Wie soll das aber bei Medien möglich sein, deren Gestalt an sich auf Flüchtigkeit und Vorläufigkeit weil jederzeitige Bereitschaft, ja Aufforderung, sie zu manipulieren (also zu "gestalten"), ausgelegt ist?



Morgen Teil 2) Ein zweiter Teil,
um das Gesagte zu verlangsamen,
und damit dem Inhalt auf andere Art gemäßer zu werden


*Nehmen wir zur Illustration ein Beispiel: Tiere "erkennen" nur, was in ihnen selbst "vorkommt", was also ihrer ontologischen, also geistigen (!) beziehungsweise im Geist formierten Lebenswelt (sic!) vorkommt. Das ist sogar erblich, wie unter anderem Konrad Lorenz bei seinen Forschungen bewiesen hat. 

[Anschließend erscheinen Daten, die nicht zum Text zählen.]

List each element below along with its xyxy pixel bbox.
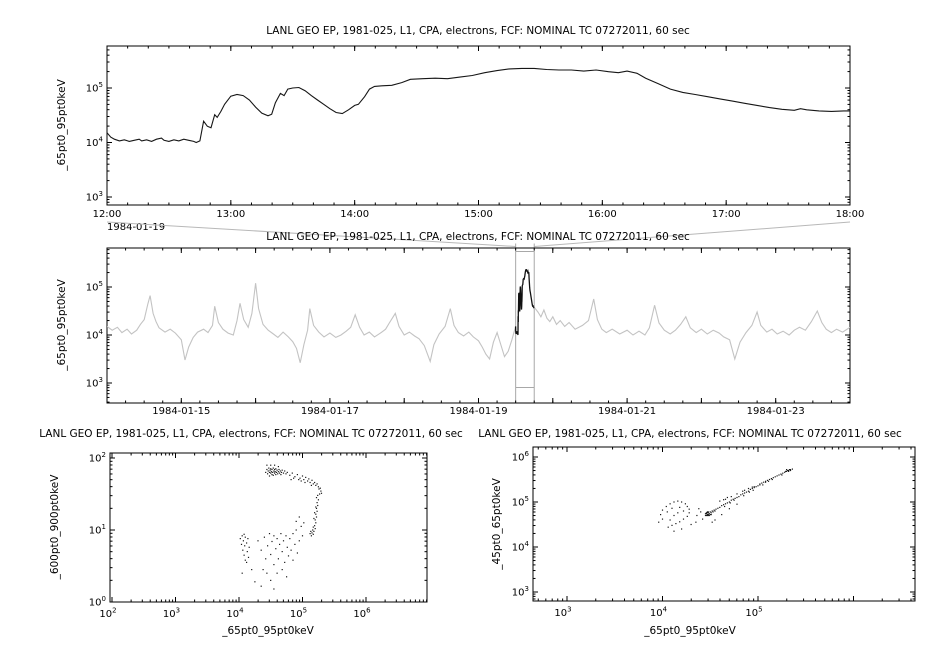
context-panel-title: LANL GEO EP, 1981-025, L1, CPA, electron… — [266, 231, 690, 243]
svg-text:103: 103 — [554, 606, 571, 620]
zoom-connectors — [106, 221, 851, 403]
svg-text:103: 103 — [512, 585, 529, 599]
svg-text:104: 104 — [86, 328, 104, 342]
top-panel: 103 104 105 12:00 13:00 14:00 15:00 16:00 17:00 1… — [86, 45, 865, 233]
scatter2-ylabel: _45pt0_65pt0keV — [491, 478, 503, 570]
svg-text:1984-01-21: 1984-01-21 — [598, 406, 656, 417]
svg-text:15:00: 15:00 — [464, 209, 493, 220]
svg-text:101: 101 — [89, 523, 106, 537]
svg-text:14:00: 14:00 — [340, 209, 369, 220]
svg-text:105: 105 — [86, 280, 103, 294]
svg-text:1984-01-23: 1984-01-23 — [747, 406, 805, 417]
svg-text:105: 105 — [290, 607, 307, 621]
svg-text:13:00: 13:00 — [216, 209, 245, 220]
scatter1-plot-area[interactable] — [110, 453, 427, 602]
svg-text:1984-01-17: 1984-01-17 — [301, 406, 359, 417]
scatter2-panel-points — [658, 468, 793, 532]
svg-text:1984-01-19: 1984-01-19 — [107, 222, 165, 233]
svg-text:103: 103 — [163, 607, 180, 621]
context-panel: 103 104 105 1984-01-15 1984-01-17 1984-01-19 1… — [86, 247, 851, 417]
svg-text:100: 100 — [89, 595, 106, 609]
scatter1-xlabel: _65pt0_95pt0keV — [222, 625, 314, 637]
scatter2-title: LANL GEO EP, 1981-025, L1, CPA, electron… — [478, 428, 902, 440]
svg-text:105: 105 — [512, 495, 529, 509]
context-selection-box[interactable] — [515, 243, 535, 403]
svg-text:106: 106 — [353, 607, 371, 621]
svg-text:104: 104 — [512, 540, 530, 554]
svg-text:106: 106 — [512, 450, 530, 464]
svg-text:104: 104 — [86, 136, 104, 150]
svg-text:104: 104 — [226, 607, 244, 621]
svg-text:103: 103 — [86, 190, 103, 204]
svg-text:105: 105 — [86, 81, 103, 95]
top-panel-ylabel: _65pt0_95pt0keV — [56, 79, 68, 171]
svg-text:17:00: 17:00 — [712, 209, 741, 220]
top-plot-area[interactable] — [107, 46, 850, 205]
svg-text:105: 105 — [745, 606, 762, 620]
scatter1-ylabel: _600pt0_900pt0keV — [49, 474, 61, 580]
svg-text:102: 102 — [89, 451, 106, 465]
scatter1-title: LANL GEO EP, 1981-025, L1, CPA, electron… — [39, 428, 463, 440]
scatter2-xlabel: _65pt0_95pt0keV — [644, 625, 736, 637]
svg-text:102: 102 — [99, 607, 116, 621]
svg-text:16:00: 16:00 — [588, 209, 617, 220]
svg-text:12:00: 12:00 — [93, 209, 122, 220]
scatter1-panel: 100 101 102 102 103 104 105 106 — [89, 451, 428, 621]
context-plot-area[interactable] — [107, 248, 850, 403]
scatter2-panel: 103 104 105 106 103 104 105 — [512, 446, 916, 620]
scatter1-panel-points — [239, 464, 323, 590]
scatter2-plot-area[interactable] — [533, 447, 915, 601]
svg-text:1984-01-15: 1984-01-15 — [152, 406, 210, 417]
context-panel-ylabel: _65pt0_95pt0keV — [56, 279, 68, 371]
svg-text:18:00: 18:00 — [836, 209, 865, 220]
top-panel-title: LANL GEO EP, 1981-025, L1, CPA, electron… — [266, 25, 690, 37]
svg-text:104: 104 — [650, 606, 668, 620]
svg-text:103: 103 — [86, 376, 103, 390]
svg-text:1984-01-19: 1984-01-19 — [449, 406, 507, 417]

Sie erkennen nicht die Welt und Wirklichkeit selbst - weil sei keinen Geist haben, in dem sie abstrahieren könnten. Sodaß sie deshalb nicht die Dinge in ihrem wirklichen Wesen, sondern nur in ihren direkten Bezüglichkeiten erkennen. Soweit sie ihren Lebensformen also bereits entsprechen. Man kann neben Tauben Gewehre abschießen (mit denen man die Tauben tötet), und sie werden sitzen bleiben, bis alle tot sind. Während sie die Form (!) eines Raubvogels ... ahnen. (Zum Ahnen siehe morgen und ganz am Ende des Artikels mehr, wenn es noch nicht jetzt klar ist.)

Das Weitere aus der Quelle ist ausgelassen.